Außerdem hat er für Justin Timberlake, der in seinem preisgekrönten Gesellschaftsdrama „The Social Network“ den Napster-Erfinder Sean Parker gespielt hat, das Musikvideo zu „Suit & Tie“ inszeniert (ebenfalls 2013). Und ein neues Kino-Projekt steht auch endlich wieder an: Fincher wird die Regie bei der Adaption von Gillian Flynns Roman „Gone Girl“ übernehmen und kann dabei auf die Unterstützung von Ben Affleck, Neil Patrick Harris und Rosamund Pike zählen. Model-Shootingstar Emily Ratajkowski, die durch ihren freizügigen Auftritt in Robin Thickes Musikvideo zu „Blurred Lines“ international für Aufsehen sorgte, ist ebenfalls mit von der Partie. Der Thriller scheint thematisch voll und ganz ins bisherige Oeuvre des Regisseurs aus Denver, Colorado zu passen: An ihrem fünften Hochzeitstag verschwindet Nicks Ehefrau Amy spurlos. Alpträume, in denen Nick Amy umzubringen scheint, quälen daraufhin den Ehemann. Bei der Polizei beteuert er allerdings seine Unschuld am Verschwinden seiner Frau, doch verstrickt er sich immer mehr in ein Netz voller Lügen. Und auch die Weste seiner vermeintlichen Vorzeigefrau ist nicht ganz so weiß, wie sie alle hat glauben machen wollen. Klingt spannend und definitiv nach einem guten Ausgangsstoff für David Fincher.

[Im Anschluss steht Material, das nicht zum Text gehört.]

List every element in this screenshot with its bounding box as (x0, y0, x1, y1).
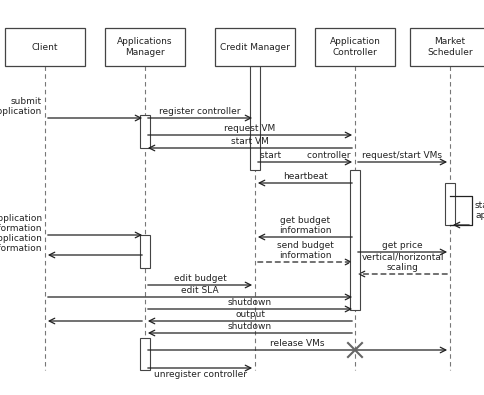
Text: request VM: request VM (225, 124, 275, 133)
Text: get application
information: get application information (0, 214, 42, 233)
Text: send budget
information: send budget information (276, 241, 333, 260)
Text: send application
information: send application information (0, 233, 42, 253)
Text: Applications
Manager: Applications Manager (117, 37, 173, 57)
Text: release VMs: release VMs (270, 339, 325, 348)
Text: vertical/horizontal
scaling: vertical/horizontal scaling (361, 252, 444, 272)
Text: Market
Scheduler: Market Scheduler (427, 37, 473, 57)
Bar (250, 66, 260, 170)
Bar (315, 28, 395, 66)
Text: register controller: register controller (159, 107, 241, 116)
Text: unregister controller: unregister controller (153, 370, 246, 379)
Bar (105, 28, 185, 66)
Text: submit
application: submit application (0, 97, 42, 116)
Text: Credit Manager: Credit Manager (220, 43, 290, 51)
Bar (140, 115, 150, 148)
Bar (410, 28, 484, 66)
Bar (445, 183, 455, 225)
Text: edit SLA: edit SLA (181, 286, 219, 295)
Text: shutdown: shutdown (228, 322, 272, 331)
Text: Application
Controller: Application Controller (330, 37, 380, 57)
Text: Client: Client (32, 43, 58, 51)
Text: start         controller: start controller (260, 151, 350, 160)
Bar (140, 338, 150, 370)
Text: heartbeat: heartbeat (283, 172, 327, 181)
Text: start VM: start VM (231, 137, 269, 146)
Text: edit budget: edit budget (174, 274, 227, 283)
Text: start/monitor
application: start/monitor application (475, 201, 484, 220)
Bar (5, 28, 85, 66)
Text: request/start VMs: request/start VMs (363, 151, 442, 160)
Text: get price: get price (382, 241, 423, 250)
Bar (215, 28, 295, 66)
Text: get budget
information: get budget information (279, 216, 331, 235)
Text: output: output (235, 310, 265, 319)
Bar (140, 235, 150, 268)
Bar (350, 170, 360, 310)
Text: shutdown: shutdown (228, 298, 272, 307)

Für die Adaption der Fantasy-Horror-Sci-Fi-Comicreihe „The Goon“ wird der Regisseur momentan ebenfalls gelistet, die Übernahme der Regie beim zweiten Teil der Millennium-Trilogie scheint auf Grund von Terminproblemen hingegen mittlerweile fast ausgeschlossen: Daniel Craig steht nämlich nur Anfang 2014 als Darsteller bereit, genau in dem Zeitraum, in welchem Fincher mit „Gone Girl“ noch in der Post-Produktion weilt. Da Sony aber nicht bis 2015 mit der Produktion warten möchte, scheint Fincher wohl als Regisseur nicht mehr in Frage zu kommen. Zudem müsste ihm das Studio im Falle einer Neubesetzung des Regiestuhls 5 Millionen US-Dollar zahlen, da sich Fincher clevererweise diese Position vertraglich bereits gesichert hatte. Für Sony würde dies dementsprechend einen (zu verschmerzenden) finanziellen und einen (womöglich schwierig zu kompensierenden) künstlerischen Verlust bedeuten. Vom Tisch ist diese Sache aber noch nicht, wir dürfen daher gespannt sein auf neue Informationen bezüglich des Drehs von „Verdammnis“ und weiterhin die Daumen drücken, dass der Meisterregisseur auch die Fortsetzung inszenieren darf.